I am wondering how to pass something like “1 1/2”

Thanks! I’ll check it out soon!

Thanks. I don’t know if I’ve ever had need for it before, but it is pretty… and I should have stopped to realize that of course there’s a Unicode character as well.

I’m on my phone and can’t test to double-check. But it should be just,

1 <<frac 1 2>>

That would work but if a field has the value “1 1/2” I tried to parse it but perhaps its not needed. We will see as the recipes wiki unfolds.

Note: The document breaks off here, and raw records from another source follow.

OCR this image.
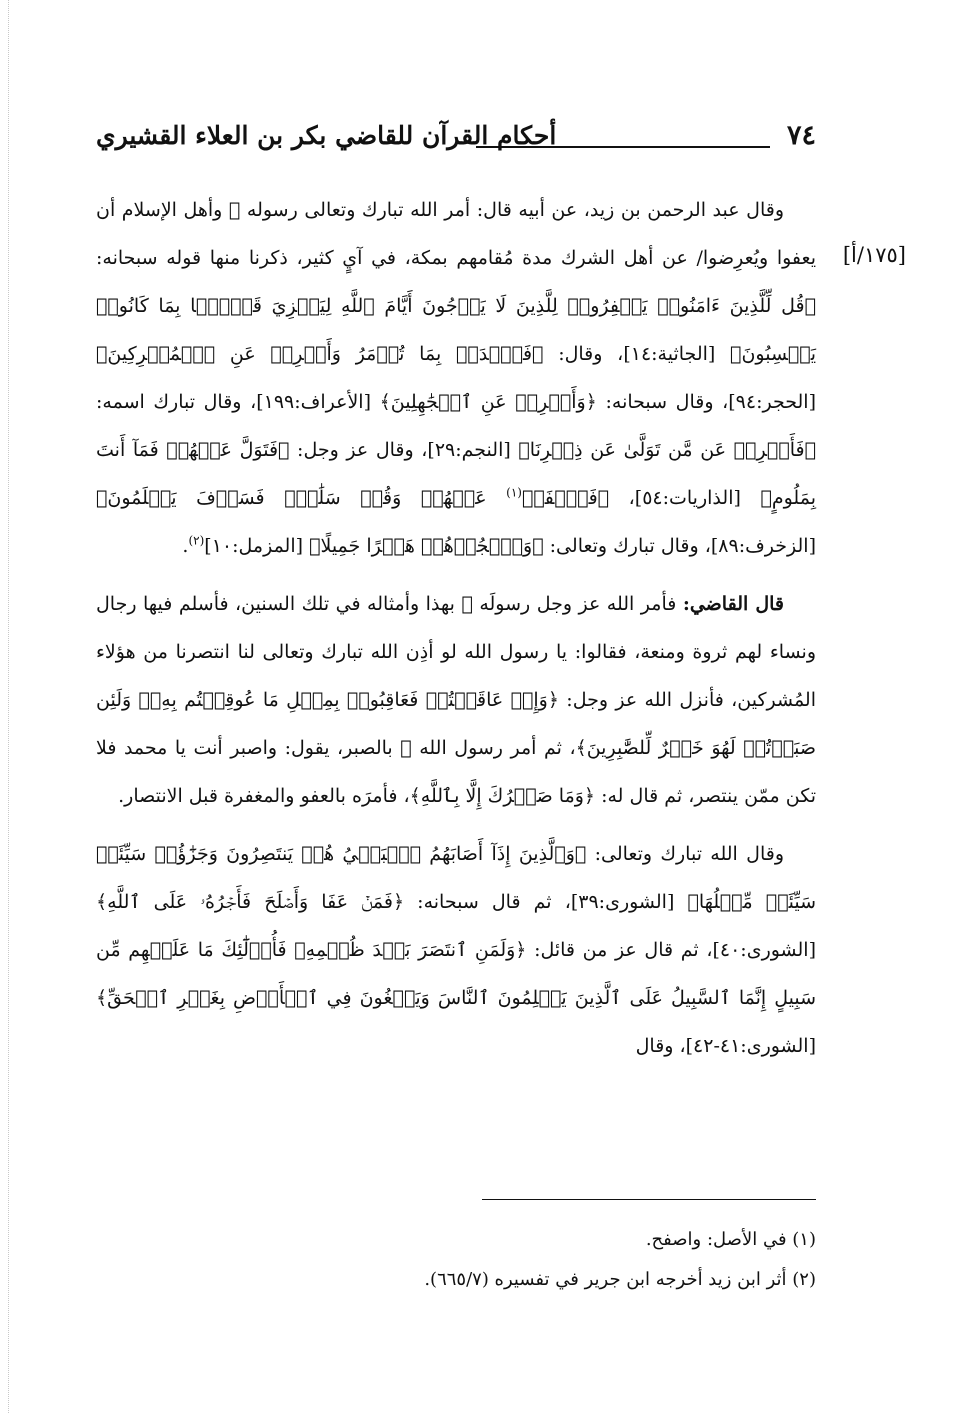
٧٤
أحكام القرآن للقاضي بكر بن العلاء القشيري
[١٧٥/أ]

وقال عبد الرحمن بن زيد، عن أبيه قال: أمر الله تبارك وتعالى رسوله ﷺ وأهل الإسلام أن يعفوا ويُعرِضوا/ عن أهل الشرك مدة مُقامهم بمكة، في آيٍ كثير، ذكرنا منها قوله سبحانه: ﴿قُل لِّلَّذِينَ ءَامَنُوا۟ يَغۡفِرُوا۟ لِلَّذِينَ لَا يَرۡجُونَ أَيَّامَ ٱللَّهِ لِيَجۡزِيَ قَوۡمَۢا بِمَا كَانُوا۟ يَكۡسِبُونَ﴾ [الجاثية:١٤]، وقال: ﴿فَٱصۡدَعۡ بِمَا تُؤۡمَرُ وَأَعۡرِضۡ عَنِ ٱلۡمُشۡرِكِينَ﴾ [الحجر:٩٤]، وقال سبحانه: ﴿وَأَعۡرِضۡ عَنِ ٱلۡجَٰهِلِينَ﴾ [الأعراف:١٩٩]، وقال تبارك اسمه: ﴿فَأَعۡرِضۡ عَن مَّن تَوَلَّىٰ عَن ذِكۡرِنَا﴾ [النجم:٢٩]، وقال عز وجل: ﴿فَتَوَلَّ عَنۡهُمۡ فَمَآ أَنتَ بِمَلُومٍ﴾ [الذاريات:٥٤]، ﴿فَٱصۡفَحۡ$^{(١)}$ عَنۡهُمۡ وَقُلۡ سَلَٰمٌۚ فَسَوۡفَ يَعۡلَمُونَ﴾ [الزخرف:٨٩]، وقال تبارك وتعالى: ﴿وَٱهۡجُرۡهُمۡ هَجۡرًا جَمِيلًا﴾ [المزمل:١٠]$^{(٢)}$.

قال القاضي: فأمر الله عز وجل رسولَه ﷺ بهذا وأمثاله في تلك السنين، فأسلم فيها رجال ونساء لهم ثروة ومنعة، فقالوا: يا رسول الله لو أذِن الله تبارك وتعالى لنا انتصرنا من هؤلاء المُشركين، فأنزل الله عز وجل: ﴿وَإِنۡ عَاقَبۡتُمۡ فَعَاقِبُوا۟ بِمِثۡلِ مَا عُوقِبۡتُم بِهِۦۖ وَلَئِن صَبَرۡتُمۡ لَهُوَ خَيۡرٌ لِّلصَّٰبِرِينَ﴾، ثم أمر رسول الله ﷺ بالصبر، يقول: واصبر أنت يا محمد فلا تكن ممّن ينتصر، ثم قال له: ﴿وَمَا صَبۡرُكَ إِلَّا بِٱللَّهِ﴾، فأمرَه بالعفو والمغفرة قبل الانتصار.

وقال الله تبارك وتعالى: ﴿وَٱلَّذِينَ إِذَآ أَصَابَهُمُ ٱلۡبَغۡيُ هُمۡ يَنتَصِرُونَ وَجَزَٰٓؤُا۟ سَيِّئَةٖ سَيِّئَةٞ مِّثۡلُهَا﴾ [الشورى:٣٩]، ثم قال سبحانه: ﴿فَمَنۡ عَفَا وَأَصۡلَحَ فَأَجۡرُهُۥ عَلَى ٱللَّهِ﴾ [الشورى:٤٠]، ثم قال عز من قائل: ﴿وَلَمَنِ ٱنتَصَرَ بَعۡدَ ظُلۡمِهِۦ فَأُو۟لَٰٓئِكَ مَا عَلَيۡهِم مِّن سَبِيلٍ إِنَّمَا ٱلسَّبِيلُ عَلَى ٱلَّذِينَ يَظۡلِمُونَ ٱلنَّاسَ وَيَبۡغُونَ فِي ٱلۡأَرۡضِ بِغَيۡرِ ٱلۡحَقِّ﴾ [الشورى:٤١-٤٢]، وقال

(١) في الأصل: واصفح.

(٢) أثر ابن زيد أخرجه ابن جرير في تفسيره (٦٦٥/٧).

I have a trick I use for my own wiki that leverages the “View Template Body” cascade to highlight the search term I used to open a given tiddler; I think you could make use of it here as well! Here’s a proof-of-concept that defines ViewTemplate/recipe to do the custom rendering, and ViewTemplateBodyFilters/recipes to make sure that template gets used for any tiddlers tagged with “Recipes”: My TiddlyWiki — a non-linear personal web notebook

The way it works is ViewTemplateBodyFilters/recipes uses list-before to get priority over the default view template filter, and defines a filter to select tiddlers with the “Recipes” tag and instructs TiddlyWiki to use ViewTemplate/recipe to render the tiddler. Then, ViewTemplate/recipe grabs the text field, does a search and replace for 3/4 → ¾, and uses the wikify widget to render the result.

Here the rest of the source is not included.